May 19, 2015
Following last week’s report that people would rather lose an unspecified finger than their broadband connection, a new report from comparison site Cable.co.uk claims that people generallly believe that losing their broadband connection for any period of time is more annoying than their car breaking down. Based on a survey of 2,500 UK residents, users also voted broadband disruption more annoying than receiving bad customer service, their boiler failing, waiting in for a delivery that doesn’t turn up and transport delays. Broadband drop-outs were given an average score of 9 out of 10, with 10 being extremely annoying. Half of users rated it 10 out of 10. The report’s authors conclude that this is likely to be because of feelings of a lack of control and an inability to communicate, something we now take for granted.

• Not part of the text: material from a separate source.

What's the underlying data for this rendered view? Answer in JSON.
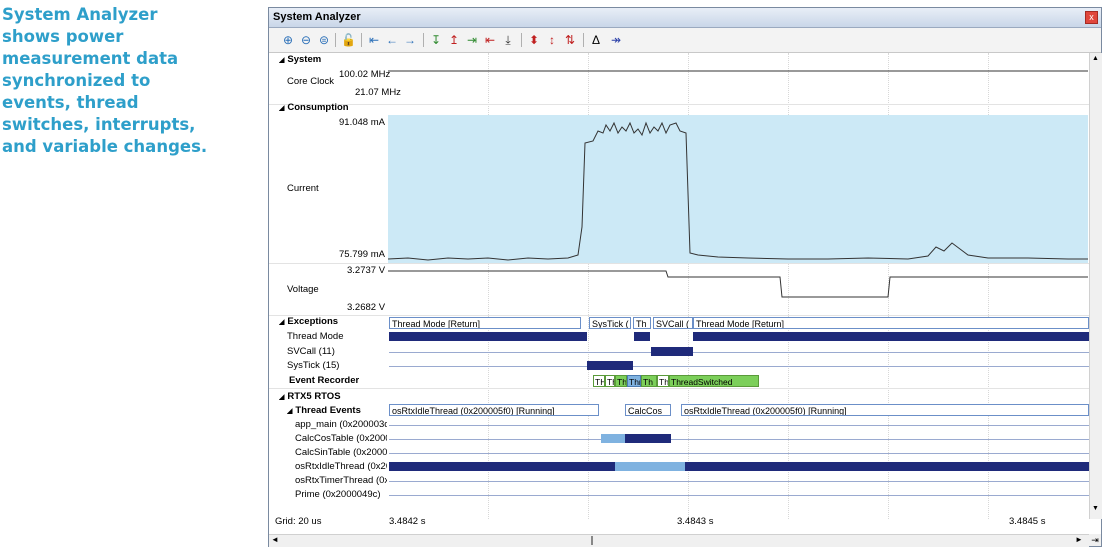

Commenting on the results, Cable.co.uk editor-in-chief Dan Howdle said: “Go back ten years and very little of our work lives, social lives and downtime depended on a stable broadband connection. These days, for many of us, the variety of uses – some vital, others recreational or social – for a home broadband connection is extraordinary. Many of us have become dependent. When we lose our internet connection, we lose much of our ability to engage within our social sphere. We are cast outside of it without even the ability to look in.

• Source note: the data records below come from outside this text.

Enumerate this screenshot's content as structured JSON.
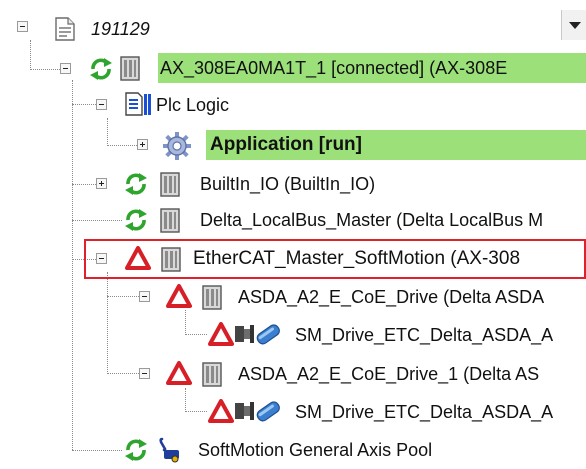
{
  "project": {
    "name": "191129"
  },
  "tree": {
    "device_label": "AX_308EA0MA1T_1 [connected] (AX-308E",
    "plc_logic_label": "Plc Logic",
    "application_label": "Application [run]",
    "builtin_io_label": "BuiltIn_IO (BuiltIn_IO)",
    "local_bus_label": "Delta_LocalBus_Master (Delta LocalBus M",
    "ethercat_master_label": "EtherCAT_Master_SoftMotion (AX-308",
    "drive_1_label": "ASDA_A2_E_CoE_Drive (Delta ASDA",
    "drive_1_axis_label": "SM_Drive_ETC_Delta_ASDA_A",
    "drive_2_label": "ASDA_A2_E_CoE_Drive_1 (Delta AS",
    "drive_2_axis_label": "SM_Drive_ETC_Delta_ASDA_A",
    "axis_pool_label": "SoftMotion General Axis Pool"
  },
  "colors": {
    "running_bg": "#9ce07a",
    "sync_icon": "#2fa52f",
    "warning": "#d61f26",
    "highlight_border": "#e0202a"
  },
  "icons": {
    "project": "document-icon",
    "sync": "sync-icon",
    "device": "device-icon",
    "warning": "warning-icon",
    "plc": "plc-logic-icon",
    "application": "gear-icon",
    "axis": "axis-icon",
    "pool": "axis-pool-icon"
  }
}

“Entertainment, both passive and interactive, relies on us having purchased a broadband deal that’s stable and reliable. And, for many of us, gone are the days when we would return home from work or school to sit down and simply ‘see what’s on’. Instead, with a Smart TV, set-top box or games console, we can pick and choose to watch what we want, when we want. We bank online, buy and sell online, plan our activities, browse, research, interact and navigate, and a stable broadband connection, for many, constitutes the bridge between our home and our office; our link between the casual, social and professional elements of our lives.

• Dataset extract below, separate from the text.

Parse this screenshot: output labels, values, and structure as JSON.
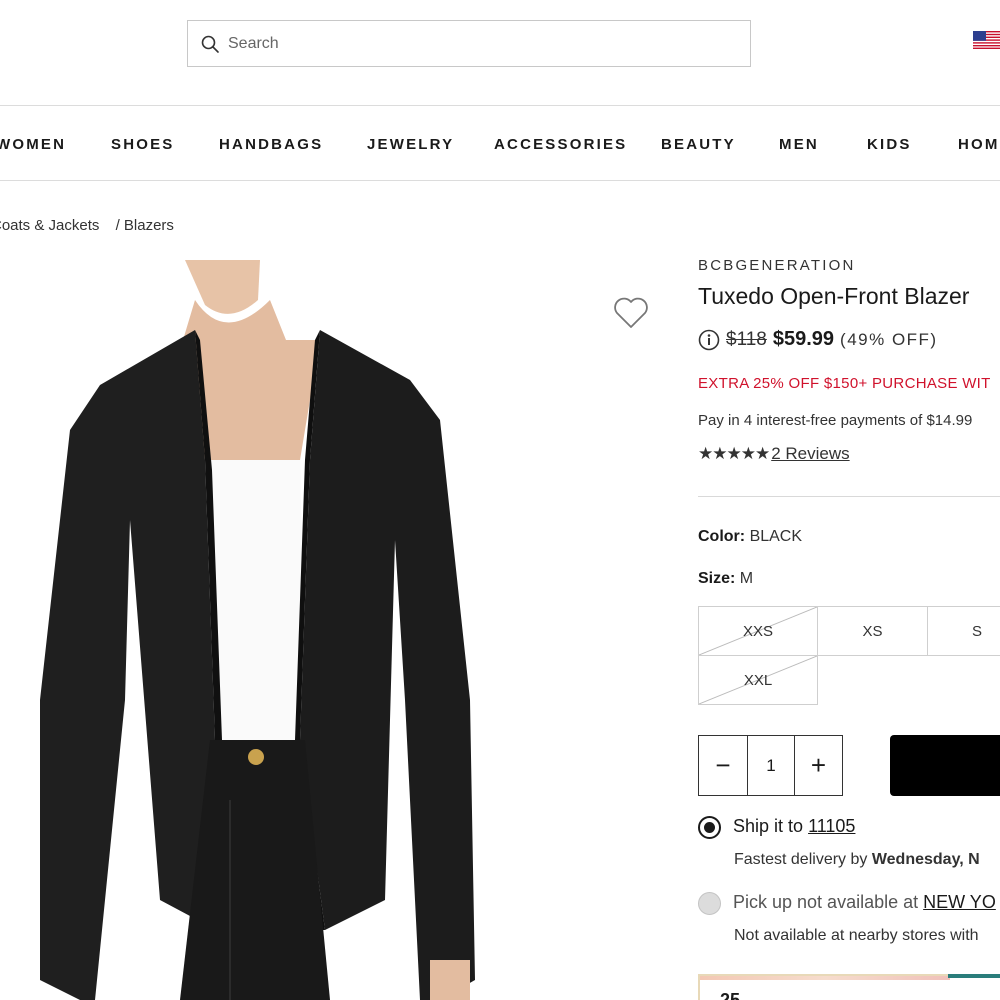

“When our car breaks down, there’s a phone call and a wait – probably less than an hour – and a small financial penalty to fix the problem. We have power over it in that we get to decide when, how and to what extent our problem is solved. A loss of broadband services, on the other hand, not only restricts our ability to socialise, work, communicate and be entertained, but the period over which the disruption extends is indeterminate. We have no power over it at all.”